We caught up on each other’s lives, all the goings-on since last we met. There were jokes, a few obligatory nods to my deterministic atheist outlook (Jokingly asking me to say grace for holidays has almost become a family tradition), some funny comments by John-Michael, standard fare—forgettable conversations in which the company is more valued than the content. And then we left.
Over the next few weeks I tried to stay in touch, messaging John-Michael over Facebook whenever I found myself with some free time, or as an excuse to avoid work. I contacted his girlfriend, Hannah, as well to make sure she was doing okay, and to reach out.
Hannah and I had gone to the same school, at the same grade-level, but hardly knew each other save for our connection through John-Michael. We talked about philosophy briefly, and the importance of changing one’s mindset when circumstances cannot be improved: she noted that I have a lot in common with John-Michael, and thanked me for keeping in touch, saying it meant a lot to him.
In our conversations, John-Michael and I discussed philosophy and religion. I tried to remember the different philosophers I’d read who discuss happiness and suffering. We talked about the opportunities that suffering provides in developing a new perspective on life, strengthening relationships with friends and family, and building mental fortitude. Occasionally I’d ask how treatment was going. More often, I’d just share some funny videos if I found any online.
I asked John-Michael if he wouldn’t mind my publishing an article about his experiences, and my own, for the school paper. Sure, he said, under the conditions that I omit any embarrassing details of the treatments, and write that chemo has given him super powers, something like—cancer gave John-Michael super-powers, like Deadpool but better, he sneaks out of the hospital at night to mete out vigilante justice on the mean streets of Northern Virginia—is the best I can think of.
As I write this article I see that John-Michael is beginning his second round of chemo, a running list of motivational comments and links on his Facebook wall—lots of religious sayings, prayers, and comforting Bible passages—but that isn’t a part of my world now.

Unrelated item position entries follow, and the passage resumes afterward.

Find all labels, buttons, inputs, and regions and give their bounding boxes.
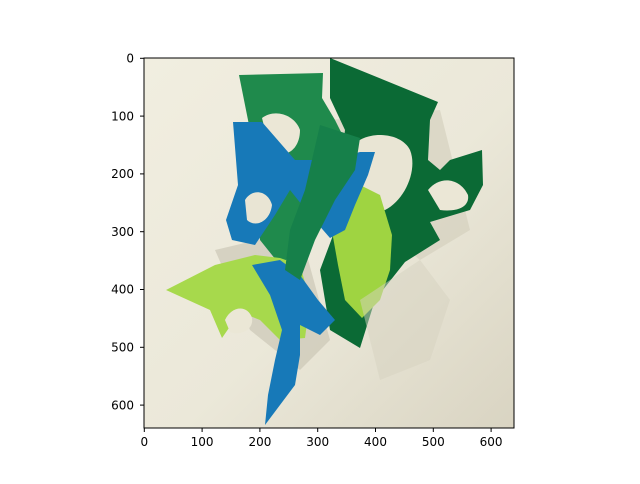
x-tick-label: 100 <box>191 435 214 449</box>
y-axis: 0 100 200 300 400 500 600 <box>111 52 144 412</box>
blue-cutout-2 <box>252 260 335 425</box>
shadow-shape-3 <box>360 260 450 380</box>
y-tick-label: 300 <box>111 225 134 239</box>
x-tick-label: 600 <box>480 435 503 449</box>
x-tick-label: 0 <box>140 435 148 449</box>
image-area <box>144 58 514 428</box>
y-tick-label: 100 <box>111 109 134 123</box>
y-tick-label: 600 <box>111 398 134 412</box>
x-axis: 0 100 200 300 400 500 600 <box>140 428 503 449</box>
y-tick-label: 0 <box>126 52 134 66</box>
y-tick-label: 500 <box>111 341 134 355</box>
green-strip <box>285 125 360 280</box>
x-tick-label: 400 <box>364 435 387 449</box>
x-tick-label: 300 <box>306 435 329 449</box>
blue-cutout-hole <box>245 192 272 224</box>
axes-frame <box>143 57 515 429</box>
y-tick-label: 200 <box>111 167 134 181</box>
y-tick-label: 400 <box>111 283 134 297</box>
x-tick-label: 500 <box>422 435 445 449</box>
light-green-hole <box>225 308 253 334</box>
dark-green-hole-2 <box>428 180 469 211</box>
x-tick-label: 200 <box>248 435 271 449</box>
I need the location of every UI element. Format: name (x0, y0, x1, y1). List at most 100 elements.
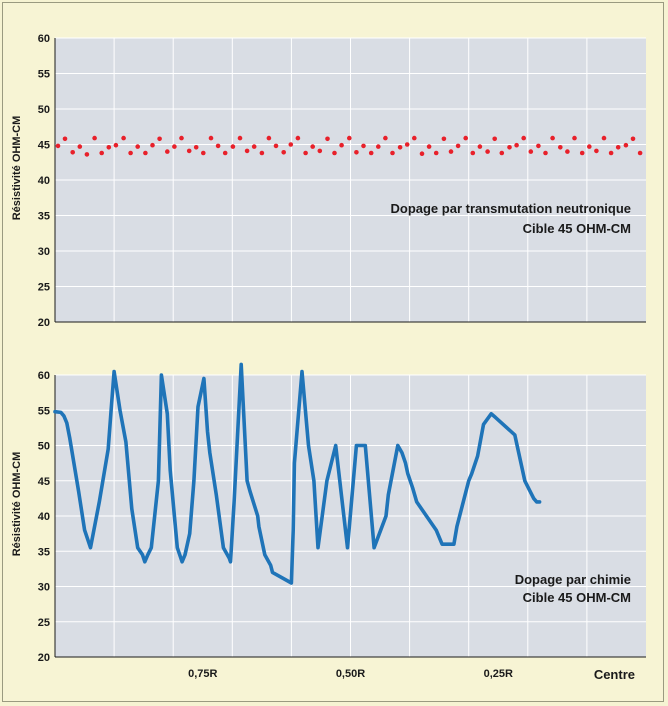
data-point (441, 136, 447, 142)
data-point (376, 144, 381, 149)
data-point (412, 135, 417, 141)
data-point (528, 149, 534, 154)
data-point (587, 144, 592, 149)
data-point (404, 142, 410, 147)
data-point (558, 145, 563, 150)
y-tick-label: 55 (38, 69, 50, 81)
data-point (332, 150, 337, 156)
data-point (201, 150, 206, 156)
data-point (179, 135, 184, 141)
data-point (339, 142, 344, 148)
data-point (113, 142, 119, 148)
data-point (310, 144, 316, 149)
x-tick-label: 0,75R (188, 668, 217, 680)
data-point (62, 136, 68, 142)
data-point (208, 135, 214, 141)
data-point (325, 136, 330, 142)
data-point (492, 136, 498, 142)
data-point (448, 149, 454, 154)
data-point (637, 150, 643, 156)
data-point (215, 143, 221, 149)
data-point (565, 149, 570, 154)
data-point (470, 150, 476, 156)
data-point (630, 136, 636, 142)
data-point (623, 142, 629, 148)
y-tick-label: 25 (38, 617, 50, 629)
data-point (70, 150, 75, 155)
data-point (165, 149, 170, 154)
data-point (121, 135, 126, 141)
data-point (237, 135, 243, 141)
data-point (55, 143, 61, 149)
data-point (186, 148, 192, 154)
x-tick-label: 0,25R (484, 668, 513, 680)
data-point (143, 150, 148, 156)
y-tick-label: 35 (38, 546, 50, 558)
y-tick-label: 45 (38, 140, 50, 152)
data-point (514, 142, 519, 148)
data-point (77, 144, 83, 149)
data-point (222, 150, 228, 156)
data-point (426, 144, 432, 149)
data-point (615, 145, 621, 150)
data-point (397, 145, 403, 150)
data-point (499, 150, 505, 156)
data-point (193, 145, 199, 150)
data-point (150, 142, 155, 148)
data-point (608, 150, 614, 156)
y-tick-label: 20 (38, 652, 50, 664)
y-tick-label: 55 (38, 405, 50, 417)
data-point (266, 135, 272, 141)
data-point (601, 135, 607, 141)
y-tick-label: 30 (38, 246, 50, 258)
y-tick-label: 50 (38, 441, 50, 453)
data-point (244, 148, 250, 154)
annotation-line: Dopage par chimie (515, 572, 631, 587)
chemical-doping-chart: 20 25 30 35 40 45 50 55 60 Résistivité OHM-CM Dopa… (11, 362, 646, 682)
data-point (106, 145, 112, 150)
data-point (99, 150, 104, 156)
data-point (419, 151, 425, 156)
data-point (390, 150, 395, 156)
annotation-line: Cible 45 OHM-CM (523, 221, 631, 236)
data-point (251, 144, 257, 149)
y-tick-label: 35 (38, 211, 50, 223)
annotation-line: Cible 45 OHM-CM (523, 590, 631, 605)
data-point (230, 144, 236, 149)
data-point (536, 143, 541, 149)
data-point (594, 148, 599, 154)
data-point (347, 135, 352, 141)
series-line (53, 362, 542, 585)
data-point (288, 142, 294, 147)
data-point (172, 144, 177, 149)
data-point (281, 150, 287, 155)
data-point (455, 143, 461, 149)
data-point (295, 135, 301, 141)
y-tick-label: 45 (38, 476, 50, 488)
data-point (273, 143, 279, 149)
data-point (354, 150, 359, 155)
data-point (433, 150, 439, 156)
y-tick-label: 25 (38, 282, 50, 294)
y-tick-label: 20 (38, 317, 50, 329)
data-point (361, 143, 366, 149)
y-tick-label: 40 (38, 511, 50, 523)
data-point (84, 152, 90, 157)
data-point (157, 136, 162, 142)
data-point (463, 135, 469, 141)
y-tick-label: 40 (38, 175, 50, 187)
data-point (303, 150, 308, 156)
data-point (135, 144, 140, 149)
data-point (550, 135, 555, 141)
y-tick-label: 50 (38, 104, 50, 116)
data-point (368, 150, 374, 156)
y-axis-label: Résistivité OHM-CM (11, 452, 23, 557)
data-point (128, 150, 133, 156)
data-point (477, 144, 483, 149)
data-point (317, 148, 323, 154)
data-point (92, 135, 97, 141)
y-tick-label: 30 (38, 582, 50, 594)
data-point (383, 135, 388, 141)
data-point (485, 149, 490, 154)
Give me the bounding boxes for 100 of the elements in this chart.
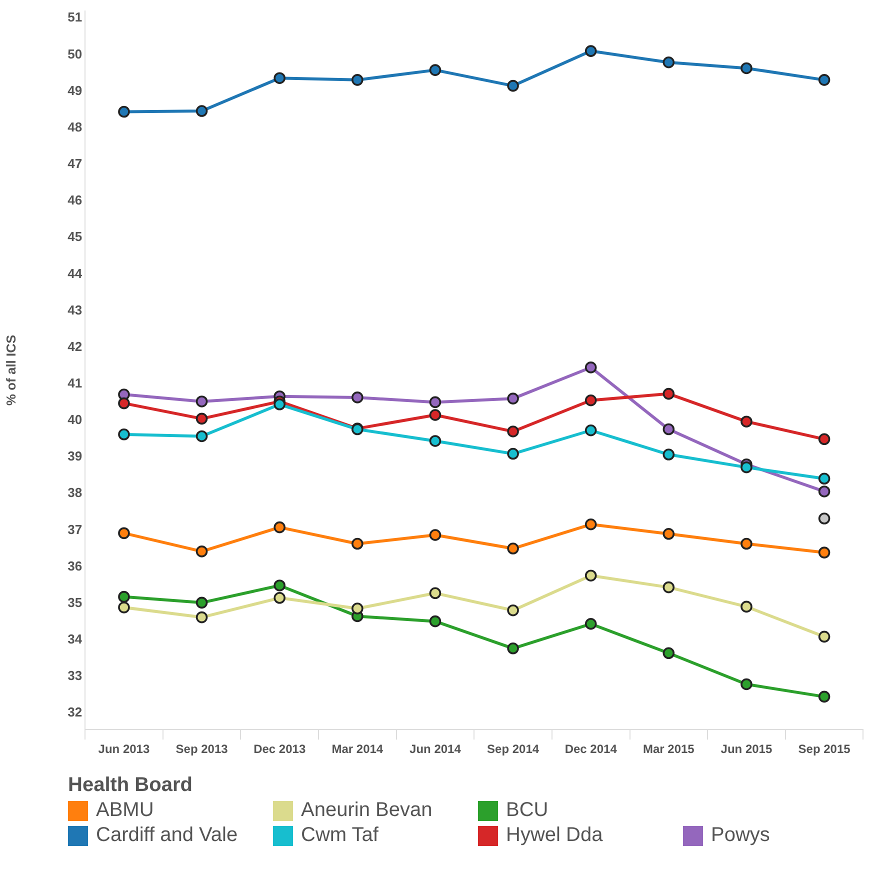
legend-label: Aneurin Bevan (301, 799, 432, 822)
y-tick-label: 37 (68, 522, 82, 537)
point (507, 80, 519, 92)
point (507, 426, 519, 438)
point (818, 486, 830, 498)
point (740, 461, 752, 474)
point (118, 106, 130, 118)
point (352, 602, 364, 614)
point (740, 538, 752, 550)
y-tick-label: 35 (68, 594, 82, 610)
point (352, 538, 364, 550)
point (584, 424, 597, 436)
point (429, 435, 442, 447)
point (740, 62, 752, 74)
point (274, 521, 286, 534)
point (118, 590, 130, 603)
point (507, 542, 519, 554)
point (196, 546, 208, 558)
point (662, 647, 675, 660)
y-tick-label: 49 (68, 82, 82, 98)
legend-label: BCU (506, 799, 548, 822)
point (507, 392, 519, 404)
point (584, 394, 597, 406)
point (818, 546, 830, 558)
x-tick-label: Dec 2013 (254, 742, 306, 756)
point (818, 512, 830, 524)
point (352, 74, 364, 86)
point (196, 430, 208, 442)
y-tick-label: 39 (68, 448, 82, 464)
y-tick-label: 38 (68, 485, 82, 500)
point (118, 527, 130, 540)
y-tick-label: 43 (68, 302, 82, 318)
legend-label: ABMU (96, 799, 154, 822)
x-tick-label: Mar 2014 (332, 742, 384, 756)
point (818, 690, 830, 703)
point (429, 529, 442, 541)
point (662, 56, 675, 68)
point (274, 580, 286, 592)
y-tick-label: 34 (68, 632, 83, 647)
point (429, 396, 442, 408)
x-tick-label: Dec 2014 (564, 742, 618, 756)
x-tick-label: Sep 2015 (798, 742, 851, 756)
point (196, 105, 208, 117)
point (584, 570, 597, 582)
point (662, 581, 675, 594)
point (196, 596, 208, 609)
point (118, 428, 130, 440)
point (662, 528, 675, 540)
point (274, 398, 286, 410)
point (584, 362, 597, 374)
x-tick-label: Jun 2013 (98, 742, 150, 756)
point (584, 518, 597, 530)
point (818, 630, 830, 643)
point (352, 392, 364, 404)
legend-label: Hywel Dda (506, 824, 603, 847)
y-tick-label: 33 (68, 668, 82, 684)
point (196, 412, 208, 425)
point (196, 396, 208, 408)
point (118, 397, 130, 410)
point (818, 74, 830, 86)
y-tick-label: 46 (68, 192, 82, 208)
point (662, 423, 675, 436)
legend-title: Health Board (68, 774, 194, 797)
y-tick-label: 41 (68, 375, 82, 390)
y-tick-label: 50 (68, 46, 82, 62)
point (118, 602, 130, 614)
point (274, 72, 286, 84)
x-tick-label: Jun 2014 (410, 742, 462, 756)
x-tick-label: Sep 2013 (176, 742, 228, 756)
point (274, 592, 286, 604)
point (740, 678, 752, 690)
x-tick-label: Mar 2015 (642, 742, 695, 756)
point (818, 472, 830, 485)
y-tick-label: 48 (68, 119, 82, 134)
x-tick-label: Jun 2015 (720, 742, 772, 756)
point (584, 45, 597, 57)
x-tick-label: Sep 2014 (487, 742, 540, 756)
y-tick-label: 45 (68, 229, 82, 244)
legend-label: Cardiff and Vale (96, 824, 238, 847)
y-tick-label: 51 (68, 10, 82, 25)
point (429, 409, 442, 421)
point (818, 433, 830, 446)
y-tick-label: 32 (68, 704, 82, 720)
point (662, 448, 675, 460)
y-axis-title: % of all ICS (3, 334, 18, 406)
y-tick-label: 40 (68, 412, 82, 428)
point (584, 618, 597, 630)
y-tick-label: 47 (68, 156, 82, 172)
point (740, 600, 752, 613)
point (196, 611, 208, 624)
y-tick-label: 36 (68, 558, 82, 574)
point (507, 642, 519, 654)
legend-label: Cwm Taf (301, 824, 378, 847)
point (429, 587, 442, 600)
legend-label: Powys (711, 824, 770, 847)
point (740, 416, 752, 428)
point (507, 604, 519, 616)
point (429, 64, 442, 76)
y-tick-label: 44 (68, 266, 83, 281)
point (507, 448, 519, 460)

I’ve found my own niche within a larger ecosystem of social supporters—a different role, under different circumstances, than the one I once held.
I was unsure what I’d say to John-Michael, but now I’m rethinking that question: I’ll never find the perfect words. I said the words that only I could have said. Others offered their own perspectives, religious or otherwise. Whether my own role was more or less helpful than the religious one, I can’t say, but no one can play me better than I can—I’ll leave the other roles to those better suited to it.